Willst Du einfach nur was Neues? Warum? Dann ist Udos Einsteigerserie vielleicht richtig. Nicht falsch verstehen, das sind für den Preis Hammer-Lautsprecher. Aber Udo kann noch besser. Da passen die U_Do bei dem Aufwand, den Du sonst betreibst, für mich nicht zusammen. Für mich wäre dann mindestens SB gesetzt, warum nicht Eton? (Und der ER4 ist kein Bändchen-Hochtöner sondern ein AMT, schon mal einen gehört?) Vielleicht noch ein wenig länger sparen und erst mal nur die Mains tauschen, der Rest kann dann später folgen. So hab ich es gemacht. Du schreibst ja selber, dass Du länger damit glücklich sein möchtest. Und auf die Zeit gerechnet relativiert sich der Preis. SB240 oder 285 wären Kandidaten, vielleicht auch eine C85? Darf’s noch etwas mehr sein?

Zum Center:
Ein liegender Center mit 2 TMT und einem HT in der Mitte bündelt horizontal halt stärker und der Sweet Spot wird schmaler, das ist simple Physik und die Dinger werden gebaut und verkauft, weil sie sich in ein Standard-Wohnzimmer besser integrieren lassen. Klanglich besser ist zweifellos ein stehender Center, aber ein Fernseher unter der Decke macht halt auch keinen Sinn. Daher der Kompromiss. Dass auch der Center durchaus potent sein darf, kann ich gut nachvollziehen, bei mir werkelt der D7C.
Du schreibst, dass Du eine Leinwand und einen Beamer bekommst. Wird es eine Leinwand mit Akustik-Stoff, sodass Du den Center dahinter stellen/verstecken kannst?
Andere Alternative, da Du ja über zwei Center nachgedacht hast: den klassischen Center unter dem Fernseher / der Leinwand und einen zweiten HeightCenter oben drüber.

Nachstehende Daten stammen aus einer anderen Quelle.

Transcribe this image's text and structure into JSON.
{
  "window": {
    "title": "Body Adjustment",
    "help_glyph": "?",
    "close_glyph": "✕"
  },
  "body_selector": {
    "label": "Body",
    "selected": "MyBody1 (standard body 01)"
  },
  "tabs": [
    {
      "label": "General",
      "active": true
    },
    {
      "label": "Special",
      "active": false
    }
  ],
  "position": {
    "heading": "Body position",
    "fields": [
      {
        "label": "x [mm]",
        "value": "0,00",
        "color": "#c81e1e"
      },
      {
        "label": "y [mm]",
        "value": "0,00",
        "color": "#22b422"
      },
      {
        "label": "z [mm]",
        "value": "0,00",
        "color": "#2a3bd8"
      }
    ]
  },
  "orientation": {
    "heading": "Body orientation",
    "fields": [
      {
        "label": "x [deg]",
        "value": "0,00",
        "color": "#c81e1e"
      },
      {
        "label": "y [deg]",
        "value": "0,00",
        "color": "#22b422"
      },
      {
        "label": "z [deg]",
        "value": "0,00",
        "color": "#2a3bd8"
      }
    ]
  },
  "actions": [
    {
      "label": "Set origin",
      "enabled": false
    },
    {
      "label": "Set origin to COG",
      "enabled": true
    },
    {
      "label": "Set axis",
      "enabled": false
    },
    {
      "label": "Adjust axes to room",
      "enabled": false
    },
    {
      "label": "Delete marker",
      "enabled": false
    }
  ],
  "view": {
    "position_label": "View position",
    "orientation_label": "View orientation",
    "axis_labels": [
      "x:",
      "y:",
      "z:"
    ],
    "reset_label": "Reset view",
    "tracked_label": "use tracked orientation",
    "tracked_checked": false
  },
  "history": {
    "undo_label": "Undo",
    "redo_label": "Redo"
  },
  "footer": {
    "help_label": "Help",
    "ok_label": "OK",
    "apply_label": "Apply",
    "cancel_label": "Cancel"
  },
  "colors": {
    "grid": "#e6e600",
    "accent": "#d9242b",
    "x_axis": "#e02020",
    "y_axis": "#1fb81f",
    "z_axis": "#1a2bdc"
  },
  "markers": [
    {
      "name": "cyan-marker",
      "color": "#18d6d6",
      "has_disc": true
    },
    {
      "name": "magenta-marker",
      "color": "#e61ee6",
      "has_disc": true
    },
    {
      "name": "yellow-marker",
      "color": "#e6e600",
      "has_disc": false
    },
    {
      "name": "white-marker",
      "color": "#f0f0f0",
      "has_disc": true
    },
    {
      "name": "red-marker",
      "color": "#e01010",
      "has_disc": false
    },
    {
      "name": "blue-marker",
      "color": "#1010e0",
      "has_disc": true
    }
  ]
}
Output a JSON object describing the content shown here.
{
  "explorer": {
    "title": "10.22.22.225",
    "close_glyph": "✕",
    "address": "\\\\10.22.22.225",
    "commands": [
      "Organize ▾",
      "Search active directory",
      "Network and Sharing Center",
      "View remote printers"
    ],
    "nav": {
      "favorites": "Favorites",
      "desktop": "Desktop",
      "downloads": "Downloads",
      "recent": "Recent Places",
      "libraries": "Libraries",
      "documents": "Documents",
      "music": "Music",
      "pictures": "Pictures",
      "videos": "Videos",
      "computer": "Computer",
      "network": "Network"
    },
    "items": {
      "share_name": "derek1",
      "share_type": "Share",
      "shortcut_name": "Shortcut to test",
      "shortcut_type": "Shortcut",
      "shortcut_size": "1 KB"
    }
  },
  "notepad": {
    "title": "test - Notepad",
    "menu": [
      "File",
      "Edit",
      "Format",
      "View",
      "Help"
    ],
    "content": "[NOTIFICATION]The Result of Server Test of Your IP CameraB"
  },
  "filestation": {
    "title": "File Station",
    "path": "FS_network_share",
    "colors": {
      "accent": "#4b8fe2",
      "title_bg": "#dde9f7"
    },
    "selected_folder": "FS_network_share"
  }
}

Das hat den großen Vorteil, dass Du damit auch das Sprachgeschehen akustisch in die vertikale Mitte rückst und die agierenden Personen im Film nicht immer aus dem Keller zu Dir sprechen. Getrennte Ansteuerung sollte dann aber sein. Schon mal eine Trinnov in Erwägung gezogen? 😉

Zum Sub:
Auch da kann ich Deine Herangehensweise absolut nachvolziehen, mein 15-Zöller bewegt einfach spürbar mehr Luft als die 11-Zöller in den Mains, auch wenn sie fast genauso tief abgestimmt sind. Der Unterschied ist signifikant und ich möchte ihn im HK nicht mehr missen. Allerdings war mir selber der Aufwand zu groß, einen zweiten hinzustellen, auch wenn ich schon mehrfach darüber nachgedacht habe. Der WAF tut da noch sein übriges. Die Einmessung der herkömmlichen AVRs, die man für bezahlbares Geld bekommt, ist mir zu schlecht und besagte Trinnov ist für mein Empfinden für ein WZ-HK mit Kanonen auf Spatzen geschossen, den Preis mal außen vorgelassen. Aber man darf ja mal träumen…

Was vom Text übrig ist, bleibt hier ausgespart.